L’évaluation du travail individuel de l’élève s’inscrit dans l’évaluation du travail en équipe, ce qui veut dire :

« Comment ils travaillent ensemble, est-ce qu’ils s’acceptent? Est-ce qu’ils s’acceptent en tant que... individus, membres du groupe? Est-ce qu’ils se respectent? Donc je… je fais pas… juste passer; je regarde et je vois les comportements des élèves » Entr-3

À partir de ces évaluations, l’enseignante ajuste les regroupements des élèves pour la fois suivante. Cependant, la présence d’un élève en difficulté ne lui rend pas la tâche facile. Au cours de l’entretien, Kamila expose la relation de Ghabi avec les autres élèves :

« À chaque fois, je lui dis... Ghabi qu’est-ce que tu fais? Implique-toi…aide […]. Ils m’ont dit, les autres […] : "Mais Madame, il n’a rien fait […]". Il m’a dit : "Non Madame, j’les ai aidés", mais j’étais sûre qu’il n’a pas fourni d’effort » Entr-3.
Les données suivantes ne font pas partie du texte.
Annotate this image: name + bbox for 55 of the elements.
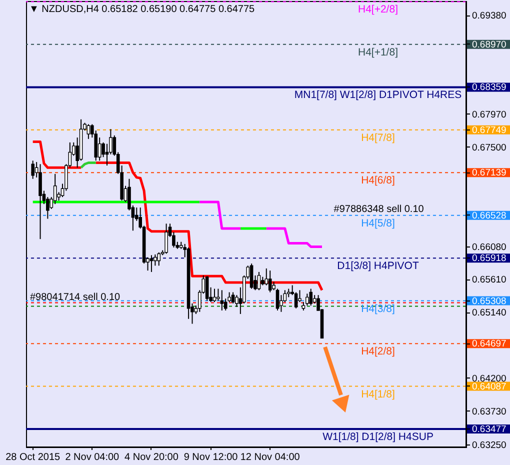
candlestick [86, 124, 90, 140]
ref-line-label: D1[3/8] H4PIVOT [337, 260, 420, 272]
ref-line-label: H4[+1/8] [358, 46, 398, 58]
ref-line-label: MN1[7/8] W1[2/8] D1PIVOT H4RES [294, 89, 462, 102]
ref-line-label: H4[3/8] [361, 302, 396, 315]
y-tick-label: 0.63730 [472, 406, 506, 418]
x-tick-label: 9 Nov 12:00 [184, 452, 238, 463]
ref-line-label: H4[1/8] [361, 388, 396, 400]
y-tick-label: 0.65610 [472, 274, 506, 286]
y-tick-label: 0.67500 [472, 142, 506, 154]
annotation: #98041714 sell 0.10 [30, 292, 121, 303]
candlestick [306, 293, 309, 306]
y-tick-label: 0.67970 [472, 109, 506, 120]
x-tick-label: 12 Nov 04:00 [240, 452, 300, 463]
ref-line-label: H4[5/8] [361, 217, 396, 230]
candlestick [220, 290, 224, 311]
candlestick [205, 276, 209, 302]
y-tick-label: 0.67749 [472, 124, 506, 136]
y-tick-label: 0.68970 [472, 39, 506, 50]
y-tick-label: 0.63477 [472, 424, 506, 436]
candlestick [38, 164, 42, 240]
ref-line-label: W1[1/8] D1[2/8] H4SUP [322, 431, 434, 444]
x-tick-label: 28 Oct 2015 [6, 452, 61, 463]
candlestick [276, 288, 280, 311]
candlestick [257, 271, 261, 291]
candlestick [98, 137, 102, 162]
x-tick-label: 2 Nov 04:00 [65, 452, 120, 463]
ref-line-label: H4[+2/8] [358, 4, 398, 16]
y-tick-label: 0.66528 [472, 210, 506, 222]
candlestick [157, 252, 161, 266]
candlestick [53, 173, 57, 205]
y-tick-label: 0.63250 [472, 440, 506, 451]
candlestick [212, 288, 216, 303]
ref-line-label: H4[6/8] [361, 174, 396, 187]
x-tick-label: 4 Nov 20:00 [124, 452, 179, 463]
y-tick-label: 0.65140 [472, 308, 506, 319]
y-tick-label: 0.65918 [472, 253, 506, 264]
y-tick-label: 0.64087 [472, 381, 506, 392]
candlestick [250, 263, 254, 290]
candlestick [164, 223, 168, 254]
candlestick [231, 292, 235, 304]
chart-title: ▼ NZDUSD,H4 0.65182 0.65190 0.64775 0.64775 [29, 4, 256, 15]
ref-line-label: H4[7/8] [361, 132, 396, 144]
candlestick [309, 288, 313, 306]
ref-line-label: H4[2/8] [361, 346, 396, 358]
y-tick-label: 0.64697 [472, 338, 506, 350]
candlestick [31, 160, 35, 180]
candlestick [268, 270, 272, 293]
y-tick-label: 0.65308 [472, 296, 506, 307]
y-tick-label: 0.68359 [472, 82, 506, 94]
annotation: #97886348 sell 0.10 [334, 204, 424, 216]
y-tick-label: 0.66080 [472, 242, 506, 253]
y-tick-label: 0.69380 [472, 10, 506, 22]
candlestick [283, 290, 287, 303]
y-tick-label: 0.67139 [472, 168, 506, 179]
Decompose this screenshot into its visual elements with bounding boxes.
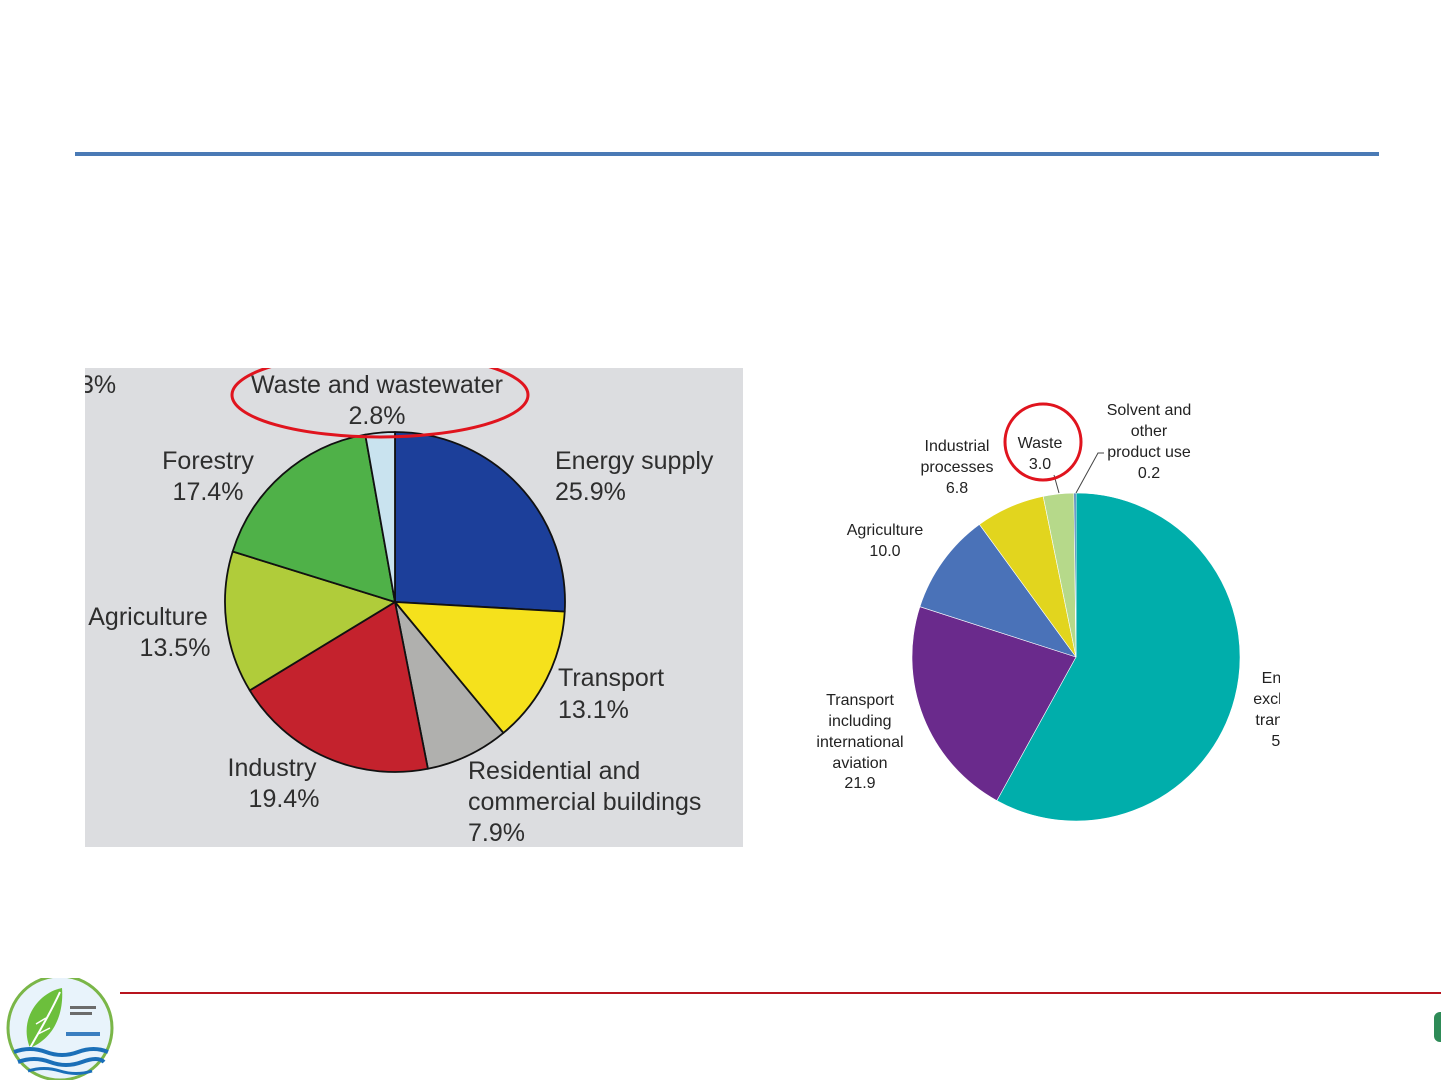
footer-divider xyxy=(120,992,1441,994)
edge-mark xyxy=(1434,1012,1441,1042)
pie-label-residential-line2: commercial buildings xyxy=(468,788,701,816)
pie-label-agriculture-right: Agriculture xyxy=(847,522,924,539)
highlight-circle-waste xyxy=(1003,402,1083,482)
pie-slice-forestry xyxy=(231,433,396,603)
pie-label-energy-line2: excluding xyxy=(1253,691,1280,708)
leader-line-solvent xyxy=(1075,452,1104,494)
pie-label-transport: Transport xyxy=(558,664,664,692)
organization-logo xyxy=(6,978,114,1080)
pie-value-solvent: 0.2 xyxy=(1138,465,1160,482)
pie-label-energy-supply: Energy supply xyxy=(555,447,714,475)
pie-value-waste-and-wastewater: 2.8% xyxy=(349,402,406,430)
cropped-percent-label: 3% xyxy=(85,371,116,399)
right-pie-chart: Solvent and other product use 0.2 Waste … xyxy=(816,402,1280,822)
pie-value-industry: 19.4% xyxy=(249,785,320,813)
pie-label-energy-line3: transport xyxy=(1255,712,1280,729)
title-divider xyxy=(75,152,1379,156)
pie-value-forestry: 17.4% xyxy=(173,478,244,506)
pie-slice-solvent-and-other-product-use xyxy=(1073,492,1077,658)
pie-slice-industry xyxy=(248,601,429,773)
pie-slice-transport xyxy=(394,601,566,734)
pie-label-waste: Waste xyxy=(1018,435,1063,452)
highlight-circle-waste-and-wastewater xyxy=(230,368,530,439)
pie-value-industrial: 6.8 xyxy=(946,480,968,497)
pie-slice-agriculture xyxy=(919,524,1077,658)
pie-label-transport-line4: aviation xyxy=(832,755,887,772)
pie-label-energy-line1: Energy xyxy=(1262,670,1280,687)
pie-slice-energy-excluding-transport xyxy=(996,492,1241,822)
pie-label-transport-line2: including xyxy=(828,713,891,730)
pie-value-agriculture-right: 10.0 xyxy=(869,543,900,560)
pie-value-transport-right: 21.9 xyxy=(844,775,875,792)
pie-label-agriculture: Agriculture xyxy=(88,603,208,631)
pie-value-waste: 3.0 xyxy=(1029,456,1051,473)
pie-label-industry: Industry xyxy=(228,754,317,782)
pie-value-transport: 13.1% xyxy=(558,696,629,724)
pie-value-agriculture: 13.5% xyxy=(140,634,211,662)
pie-value-residential: 7.9% xyxy=(468,819,525,847)
pie-label-industrial-line1: Industrial xyxy=(925,438,990,455)
pie-label-solvent-line3: product use xyxy=(1107,444,1191,461)
pie-label-transport-line1: Transport xyxy=(826,692,894,709)
left-pie-chart: 3% Waste and wastewater 2.8% Energy supp… xyxy=(85,368,743,847)
pie-slice-waste-and-wastewater xyxy=(364,431,396,603)
pie-label-transport-line3: international xyxy=(816,734,903,751)
pie-label-waste-and-wastewater: Waste and wastewater xyxy=(251,371,503,399)
pie-label-forestry: Forestry xyxy=(162,447,254,475)
pie-slice-agriculture xyxy=(224,550,396,692)
pie-label-solvent-line1: Solvent and xyxy=(1107,402,1192,419)
pie-value-energy-supply: 25.9% xyxy=(555,478,626,506)
pie-label-industrial-line2: processes xyxy=(921,459,994,476)
pie-label-residential-line1: Residential and xyxy=(468,757,640,785)
pie-label-solvent-line2: other xyxy=(1131,423,1168,440)
pie-value-energy: 57.9 xyxy=(1271,733,1280,750)
pie-slice-transport-including-international-aviation xyxy=(911,606,1077,801)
Kamila considère que cet élève tire profit de ses camarades, non pas pour apprendre, mais pour obtenir la note. Alors, le jour où ce groupe-classe avait une évaluation formative, elle nous dit que, pour la première fois au cours de l’année scolaire, elle l’a mis tout seul :

« […] et puis, il était mécontent, il n’a pas voulu travailler. "Madame, pourquoi je suis seul?". "Parce que, Ghabi, tu travailles pas avec le groupe […] tu les aides pas, tu dois faire ce travail tout seul, exceptionnellement aujourd’hui, tu vas être seul, je veux évaluer seul comment tu travailles" [...] » Entr-3.

Donc, la présence d’un élève en difficulté ne facilite pas l’évaluation du travail d’un sous-groupe pour l’enseignante. Effectivement, l’élève en question ne fournit aucun effort, mais bénéficie de la note attribuée à l’équipe. Alors, pour une évaluation formative, Kamila a laissé cet élève seul, malgré ses difficultés. Elle a, semble-t-il, essayé de l’aider, mais elle s’est

rapidement sentie dépassée entre le soutien à offrir à Ghabi qui ne semble pas progresser pour autant et ses interventions auprès des autres élèves.

4.1.2.3 Conclusion

Ces résultats suggèrent que les intentions didactiques et pédagogiques de Kamila ne sont pas faciles à distinguer. Dans un sens, les intentions didactiques de l’enseignante comportent une dimension pédagogique. En effet, rendre l’activité intéressante est une visée affective. Dans le même ordre d’idées, le choix offert aux élèves engendre une divergence dans le processus d’apprentissage entre les équipes. Mais, cette constatation de l’enseignante n’a aucun effet sur son intervention qui reste identique pour tous les sous-groupes. En effet, elle donne les mêmes consignes à propos de la tâche et les répète à tous. La raison de cette intervention reste également liée à une dimension affective. Il semble, selon l’enseignante, que son intervention auprès des élèves en petits-groupes est appréciée par eux. Dans un autre sens, ses intentions pédagogiques sont attachées à une dimension didactique. Au cours de son intervention, Kamila adresse ses consignes aux élèves à propos de leur travail en équipe. Ces consignes pédagogiques comportent également une dimension didactique. Effectivement, les données des interactions révèlent des consignes à plusieurs aspects qui sont adressées soit de manière collective ou soit de manière individuelle. Dans certains cas, ces consignes émanent d’un comportement inadéquat de la part de certains élèves. Finalement, quant à l’évaluation formative, cette visée didactique présente plusieurs dimensions pédagogiques. La question de la note semble un souci pour l’enseignante parce que Ghabi ne fournit aucun effort tout en bénéficiant de la note donnée à l’équipe, elle l’a placé tout seul pour l’évaluer.